Homework 3
Fundamentals of Data Science
The third homework assignment is due at midnight, October 15th. Submit it on HuskyCT.
You may do this assignment using either R or Python, your choice.
We will work with this file containing Amazon Books. Load this file into a tibble (for R) or a pandas dataframe (for Python) and then carry out the following steps. READ THE INSTRUCTIONS CAREFULLY!
Your solution should come in the form of a report that shows the steps you carried out to achieve each goal. You should submit a jupyter notebook or a qmd file that I can execute to verify each of the steps.
There are a rows in this dataframe with missing titles and there are a bunch of extra columns at the end of the dataframe. Clean up the dataset by deleting the extra columns and the rows where the title is missing.
After the changes in (1), how many rows have missing authors? Show the titles of the books with missing authors and then delete those from the data frame.

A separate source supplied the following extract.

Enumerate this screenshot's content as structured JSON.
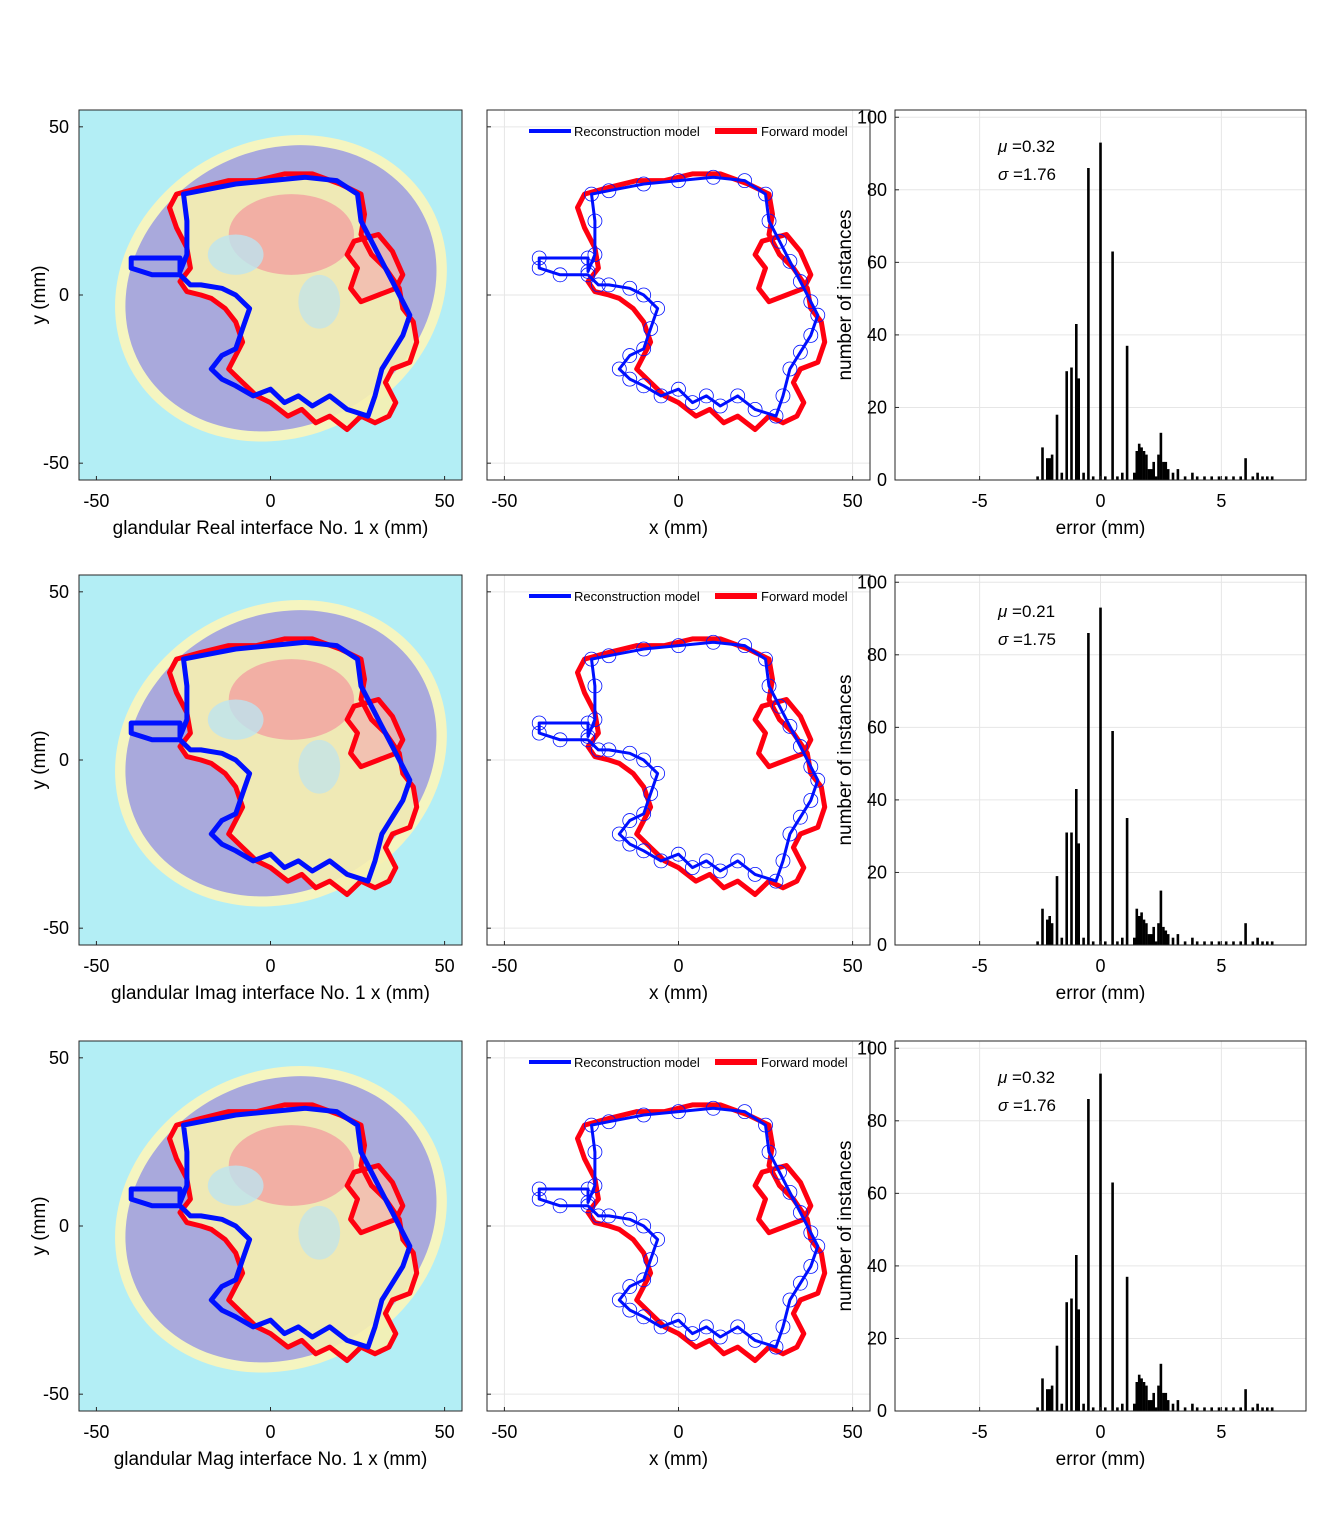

In the remaining dataset, the price column mostly consists of strings with a $ and then the price. But a few of the entries don’t have the $ and are already numbers.
- Delete any books with missing prices from the data set.

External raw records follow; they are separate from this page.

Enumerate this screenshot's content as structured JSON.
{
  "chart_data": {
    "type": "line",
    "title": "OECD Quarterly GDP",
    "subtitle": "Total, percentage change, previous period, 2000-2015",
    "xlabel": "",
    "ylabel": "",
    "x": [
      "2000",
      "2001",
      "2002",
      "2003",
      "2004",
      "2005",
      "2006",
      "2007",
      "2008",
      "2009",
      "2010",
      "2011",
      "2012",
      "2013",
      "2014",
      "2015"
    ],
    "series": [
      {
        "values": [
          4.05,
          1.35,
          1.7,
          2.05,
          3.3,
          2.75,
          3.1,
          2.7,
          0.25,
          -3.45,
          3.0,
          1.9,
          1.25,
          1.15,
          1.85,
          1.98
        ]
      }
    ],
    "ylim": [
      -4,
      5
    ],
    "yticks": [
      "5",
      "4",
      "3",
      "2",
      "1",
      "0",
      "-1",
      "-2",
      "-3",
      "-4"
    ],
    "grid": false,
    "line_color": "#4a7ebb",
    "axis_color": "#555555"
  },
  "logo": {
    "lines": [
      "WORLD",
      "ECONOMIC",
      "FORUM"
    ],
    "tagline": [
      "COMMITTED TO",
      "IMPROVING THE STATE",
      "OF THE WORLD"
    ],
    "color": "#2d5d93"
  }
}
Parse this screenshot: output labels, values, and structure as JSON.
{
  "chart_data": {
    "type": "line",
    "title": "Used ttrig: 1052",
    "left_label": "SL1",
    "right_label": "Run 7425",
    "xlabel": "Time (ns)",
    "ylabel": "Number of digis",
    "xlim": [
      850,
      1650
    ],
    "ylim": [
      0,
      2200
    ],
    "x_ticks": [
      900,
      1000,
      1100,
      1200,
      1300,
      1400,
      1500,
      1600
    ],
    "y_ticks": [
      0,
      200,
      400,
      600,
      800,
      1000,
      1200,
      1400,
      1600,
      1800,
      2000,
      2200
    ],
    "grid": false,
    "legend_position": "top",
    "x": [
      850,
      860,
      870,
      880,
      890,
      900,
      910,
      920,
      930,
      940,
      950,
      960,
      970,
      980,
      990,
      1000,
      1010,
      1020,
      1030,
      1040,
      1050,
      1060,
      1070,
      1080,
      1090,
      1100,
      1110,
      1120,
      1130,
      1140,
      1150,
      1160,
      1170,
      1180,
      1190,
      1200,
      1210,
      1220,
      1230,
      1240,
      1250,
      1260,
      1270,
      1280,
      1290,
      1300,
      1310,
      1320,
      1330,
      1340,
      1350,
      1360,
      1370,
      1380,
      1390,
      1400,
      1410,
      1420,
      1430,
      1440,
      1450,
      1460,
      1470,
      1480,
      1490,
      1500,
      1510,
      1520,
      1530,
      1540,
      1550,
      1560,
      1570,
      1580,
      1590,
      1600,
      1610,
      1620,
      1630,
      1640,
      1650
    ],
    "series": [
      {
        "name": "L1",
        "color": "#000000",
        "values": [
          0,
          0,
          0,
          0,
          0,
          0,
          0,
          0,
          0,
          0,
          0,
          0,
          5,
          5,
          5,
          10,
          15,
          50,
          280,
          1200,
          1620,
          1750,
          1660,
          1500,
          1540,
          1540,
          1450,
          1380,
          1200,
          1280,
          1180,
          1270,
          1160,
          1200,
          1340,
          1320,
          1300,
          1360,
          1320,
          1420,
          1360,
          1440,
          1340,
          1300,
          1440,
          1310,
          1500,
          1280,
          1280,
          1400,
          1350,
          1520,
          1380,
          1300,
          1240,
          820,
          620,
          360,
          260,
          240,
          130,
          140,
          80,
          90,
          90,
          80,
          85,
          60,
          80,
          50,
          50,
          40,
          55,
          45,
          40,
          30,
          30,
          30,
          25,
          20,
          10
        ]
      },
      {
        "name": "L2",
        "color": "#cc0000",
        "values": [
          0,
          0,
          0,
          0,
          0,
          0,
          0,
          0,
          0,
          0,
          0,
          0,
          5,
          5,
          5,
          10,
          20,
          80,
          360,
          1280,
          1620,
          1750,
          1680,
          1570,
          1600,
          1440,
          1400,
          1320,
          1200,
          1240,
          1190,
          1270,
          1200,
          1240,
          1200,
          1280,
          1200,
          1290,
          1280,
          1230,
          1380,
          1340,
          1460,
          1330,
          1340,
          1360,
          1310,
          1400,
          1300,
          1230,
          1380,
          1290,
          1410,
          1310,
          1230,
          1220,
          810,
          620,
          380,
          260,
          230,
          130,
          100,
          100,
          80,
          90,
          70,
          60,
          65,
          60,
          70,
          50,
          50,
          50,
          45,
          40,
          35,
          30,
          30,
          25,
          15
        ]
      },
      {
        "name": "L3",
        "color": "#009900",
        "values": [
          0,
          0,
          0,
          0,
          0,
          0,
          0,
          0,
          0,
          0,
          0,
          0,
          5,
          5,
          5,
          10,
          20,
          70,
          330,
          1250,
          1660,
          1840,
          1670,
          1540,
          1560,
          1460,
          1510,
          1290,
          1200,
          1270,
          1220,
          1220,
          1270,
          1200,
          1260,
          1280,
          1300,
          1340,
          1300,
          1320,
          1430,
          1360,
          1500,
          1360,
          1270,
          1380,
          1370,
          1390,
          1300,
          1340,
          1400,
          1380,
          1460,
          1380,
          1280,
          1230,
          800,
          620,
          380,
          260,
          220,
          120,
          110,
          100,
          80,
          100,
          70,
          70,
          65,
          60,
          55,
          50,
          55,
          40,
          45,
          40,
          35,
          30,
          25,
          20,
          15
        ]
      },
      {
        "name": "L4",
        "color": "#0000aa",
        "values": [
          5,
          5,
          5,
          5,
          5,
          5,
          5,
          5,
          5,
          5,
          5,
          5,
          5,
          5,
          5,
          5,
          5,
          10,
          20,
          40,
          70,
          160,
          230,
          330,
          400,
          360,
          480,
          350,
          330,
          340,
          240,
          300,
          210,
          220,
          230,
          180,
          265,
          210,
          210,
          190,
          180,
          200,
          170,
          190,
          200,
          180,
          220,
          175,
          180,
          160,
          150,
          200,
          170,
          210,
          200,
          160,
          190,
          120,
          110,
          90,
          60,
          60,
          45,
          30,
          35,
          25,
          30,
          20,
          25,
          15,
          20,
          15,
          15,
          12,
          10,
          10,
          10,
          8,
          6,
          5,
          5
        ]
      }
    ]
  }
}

- Fix this column so every entry is a number and you can do arithmetic on it.
- Which books are missing a price? Show those books.
Hint: In python, you can determine if something is a string by using the isinstance
command. So isinstance(x,str)
is True
if x
is of type string, and False
otherwise. You can convert a string to a number using float
: float(x)
converts a string x to a number, assuming x is in a valid form to be a number.
Hint: in R, you can convert a string to a number using the as.numeric
function.
Of the remaining books, which ones are missing a rating?
- show the books that are missing a rating
- delete these books from the data set.
The ratings are entered as strings, and, for some reason, a few of the ratings are entered with a $. (So it says $4.40 instead of 4.4). How many of these are there? Fix this column so that all of the entries are numbers, and get rid of the $. Drop any rows where the rating is missing.
Make a new column ‘quality’ where the entry is “Excellent” if the rating is >=4.5, “Good” if it is between >=3.8 and <4.5, and “Fair” if it is <3.8.
Make a table with rows “Excellent”, “Good” and “Fair” and Columns “count” and “mean” where the entries are the number of books with each class of ratings and the mean value of the price of the books within each rating class.
Make a new column called “python” which has a one if the title of the book includes the word “Python” or “python” and a zero if it doesn’t.
Hint: In R, the function grepl
detects the presence of a substring. So grepl("Python",x)
is TRUE if Python is a substring of x, and false otherwise.
Hint: In python, you can use in
: "Python" in x
is true if “Python” is a substring.
- Make a pivot table with rows the rating classes, columns the yes/no values for Python, and entries the average price within each class.